The AI Absorption Has Begun
AI Security captures most of the headlines in the cyber industry, but, surprisingly, it's not capturing most of the money.
Looking at Return on Security data from the last three years shows a consistent trend:
AI Security is the loud minority of cyber, and the lines defining what makes a company "AI Security" are blurring fast.
The Data
Year | AI Security $ | AI Security Deals | All Others $ | All Other Deals |
|---|---|---|---|---|
2023 | $264M | 30 | $12.9B | 704 |
2024 | $363M | 45 | $13.8B | 596 |
2025 | $582M | 48 | $16.3B | 536 |
Table data is from Jan 2023 to Oct 2025
Everyone says AI Security is transforming cybersecurity. But if it's really a revolution, why is it only 9% of deals and 3% of funding?
The answer: We're not witnessing a revolution. We're watching an absorption.
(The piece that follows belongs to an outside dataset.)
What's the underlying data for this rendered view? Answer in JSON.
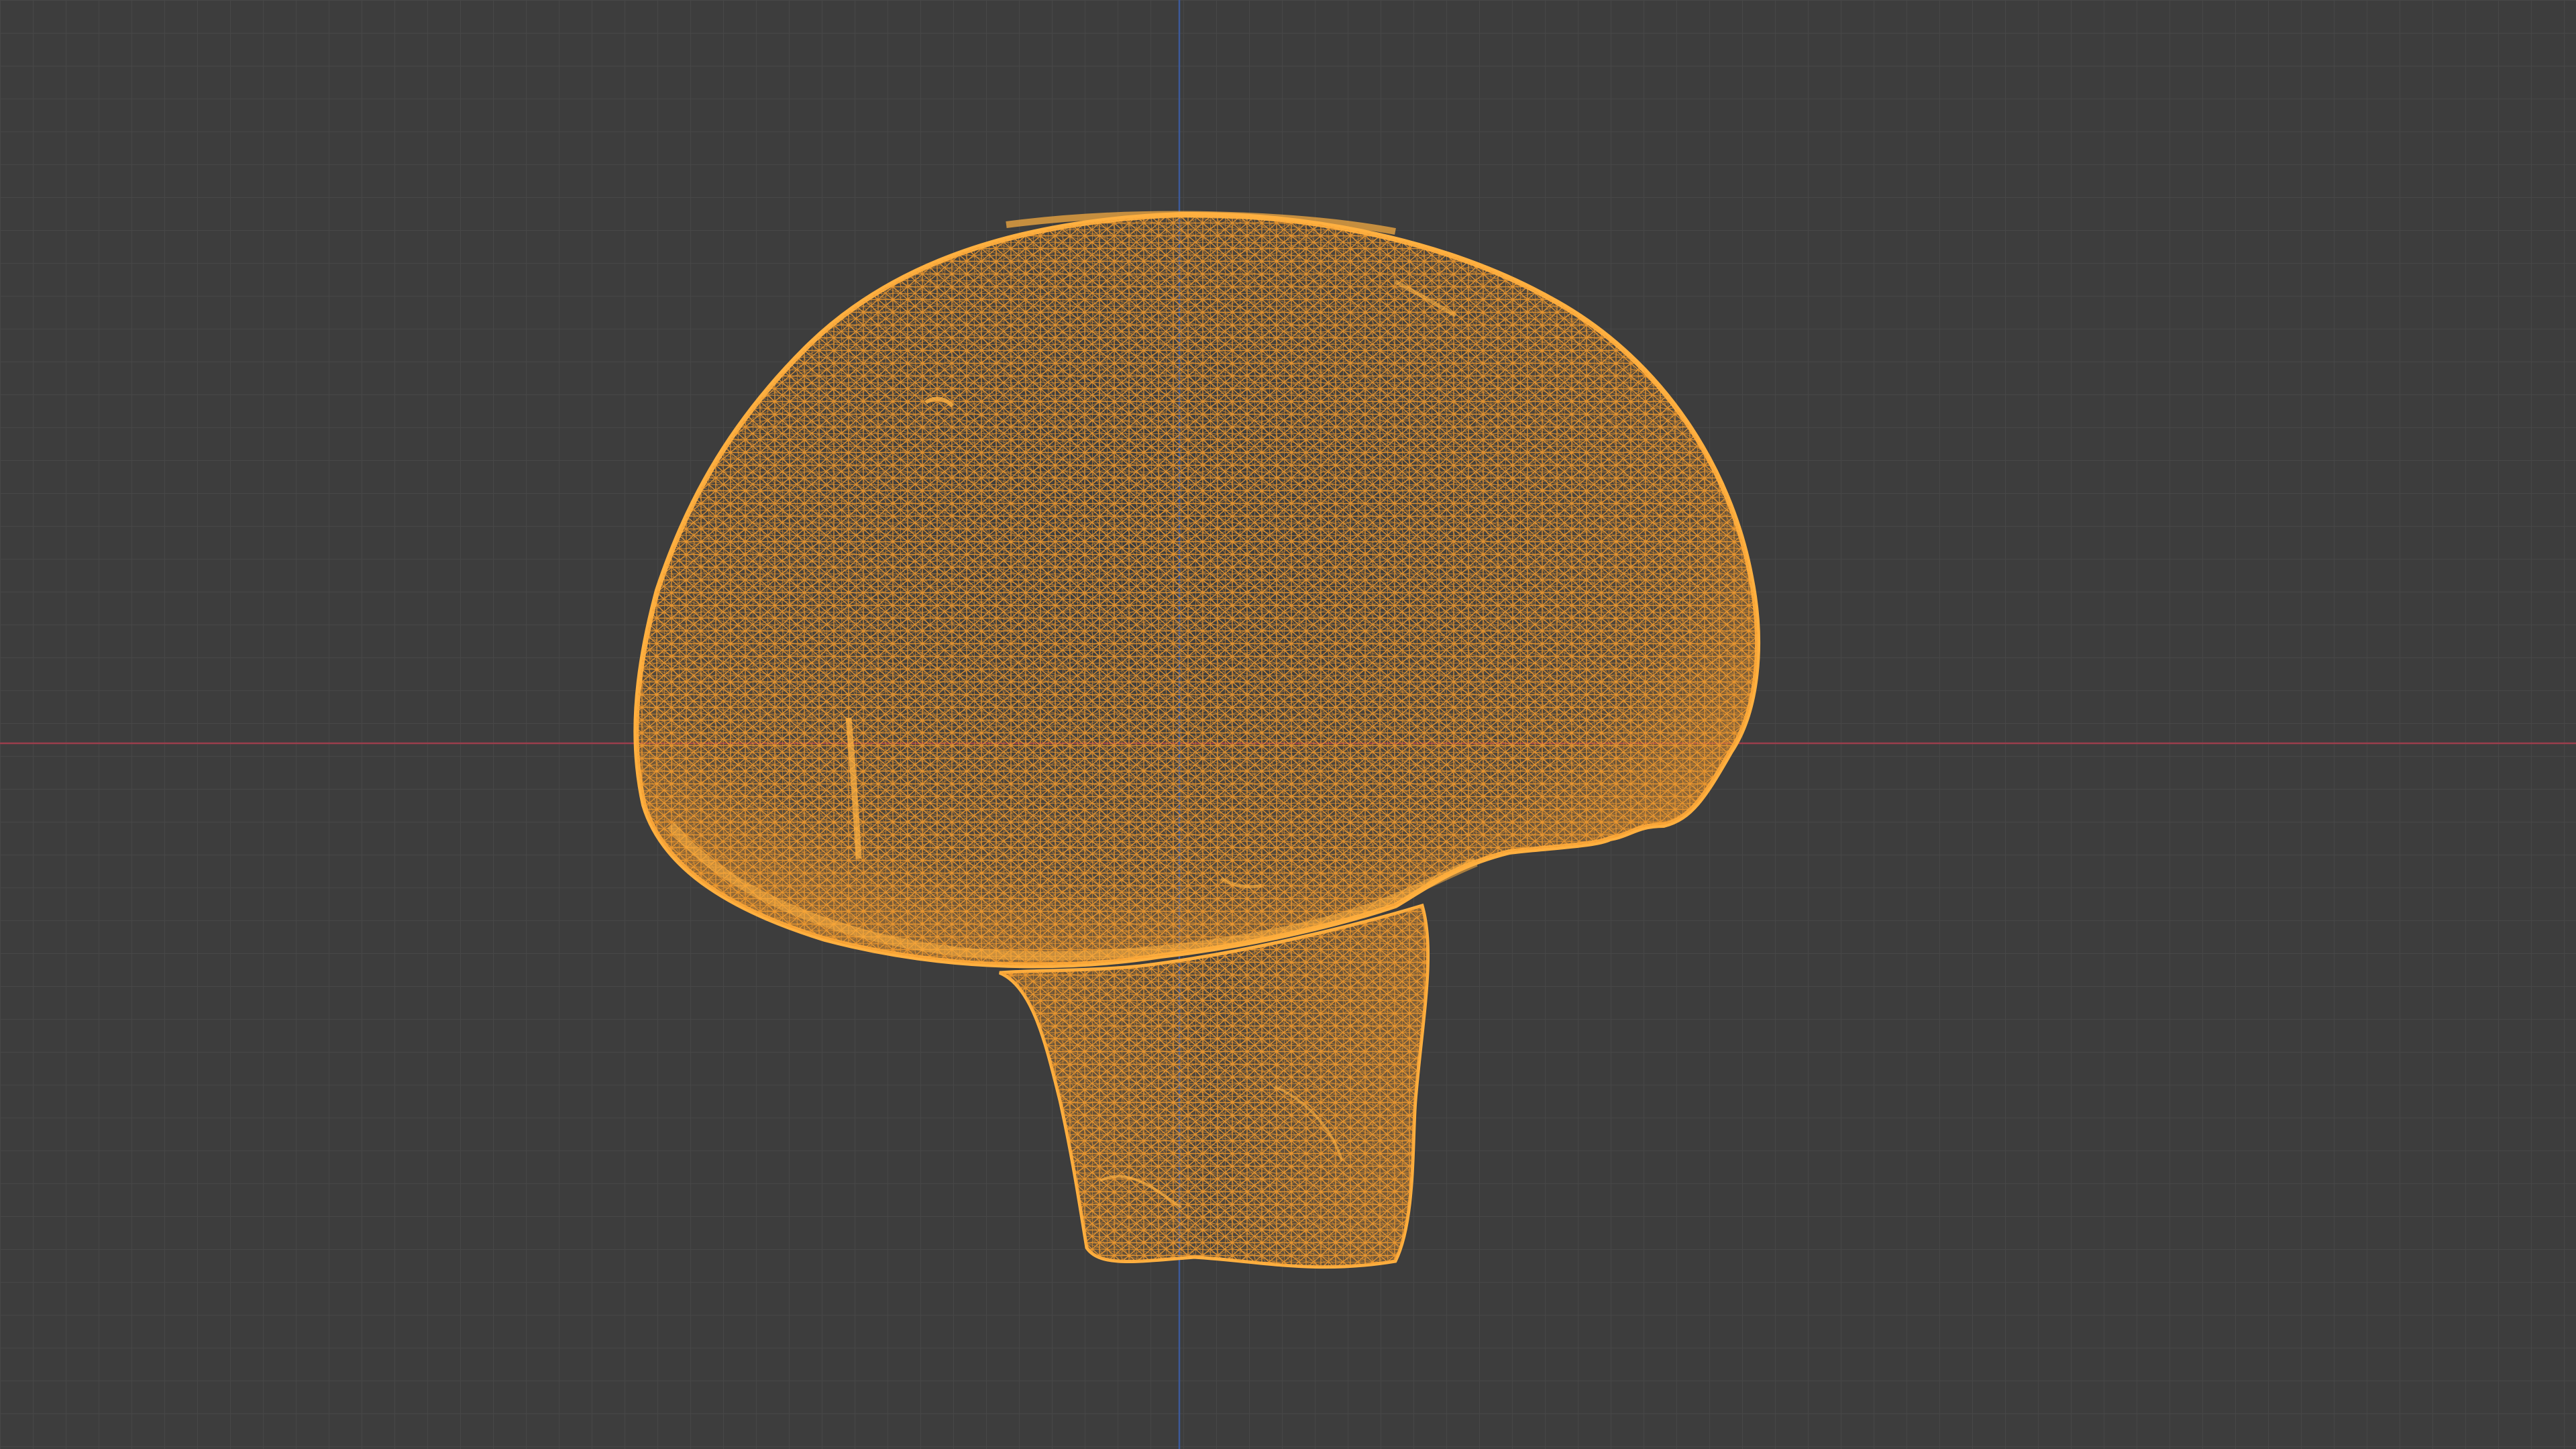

We're not witnessing a revolution in the typical sense of the word, but a foundational technology addition. Sadly, saying, "The [absorption] will be televised" doesn't quite have the same ring to it.
Chart data is from Jan 2023 to Oct 2025
"AI Security" is being absorbed and integrated into every existing category at roughly the rate AI is being adopted into business operations.
The AI Security Umbrella
For context (see what I did there?), let’s break the "AI Security" umbrella down into a few parts:
AI for Security
Using AI to improve security
AI Governance: Platforms for cataloging, assessing, and mitigating risks in AI applications, emphasizing safety, compliance, responsible use, and security.
AI Privacy Assurance: Platforms safeguarding sensitive data and personal information used in AI processes, ensuring the responsible use of AI.
Security for AI
Protecting AI systems
AI Adversary Simulation: Software simulating real-world threat actors targeting deployed AI models through adversarial examples, prompt injections, or model tampering.
AI Model Security: Software evaluating AI models for misuse potential and protecting model weights from theft.
AI Application Security: Platforms maintaining the integrity of AI systems and shielding them from misuse. This is a catch-all category for companies that do not clearly fall into the other categories.
But here's how I’ve been thinking about them recently:
Security for AI = Just Security
AI for Security = Just Better Tools
Could you splice these categories differently or add more to these definitions? Almost certainly, but I try to be in the business of clarity over obscurity and complexity, most often expressed in marketing language.
You’ll also notice that I didn’t mention anything about AI Agents. 😱
That’s an intentional omission. I also view AI Agents as a natural, future-state extension of what it means to “do security” (not that any of us can agree on what an “AI Agent” actually is).
Why This Matters
Every security product was adding AI in 2023 and early 2024, because it looked as if "AI Security" would become a standalone category. As AI itself has matured and the capabilities of what is possible have grown, that once-perceived differentiation has started to disappear.
This isn't a bad thing. This is just an evolution of technology in our industry.
The same thing happened with the cloud from 2010-2020, but AI innovation has compressed the timeline. By 2015, every product added "cloud" to its positioning. By 2020, many had quietly dropped it because the cloud had become the default way of doing business.
AI is following the exact same path, just much faster.
The Inversion
Breaking down where the money goes shows the absorption happening:
Year | AI for Security | Security for AI |
|---|---|---|
2023 | $43M (16%) | $221M (84%) |
2024 | $173M (47%) | $191M (53%) |
2025 | $314M (54%) | $268M (46%) |
The crossover happened in 2024.
Money stopped pouring into “Security for AI,” and "AI for Security" grew 624% as every startup that came on the scene did something with AI for security. Even within the “AI for Security” concentration, almost all of that money went into companies trying to improve Security Operations and SOC.
This doesn’t even come close to accounting for the incalculable amount of new and existing funding that has been poured into existing companies for product R&D and wholesale company pivots now involving AI.
“AI Security” funding, broadly speaking, is still growing now, but not because it's special any longer. It's because AI is becoming normal. Tracking "AI Security” will soon be less useful in a broad sense unless it actually secures AI systems, foundation models, etc.
The AI Security umbrella of categories isn’t failing. Quite the opposite, actually. It’s succeeding by disappearing as security follows (or is supposed to follow!) the business and technology waves.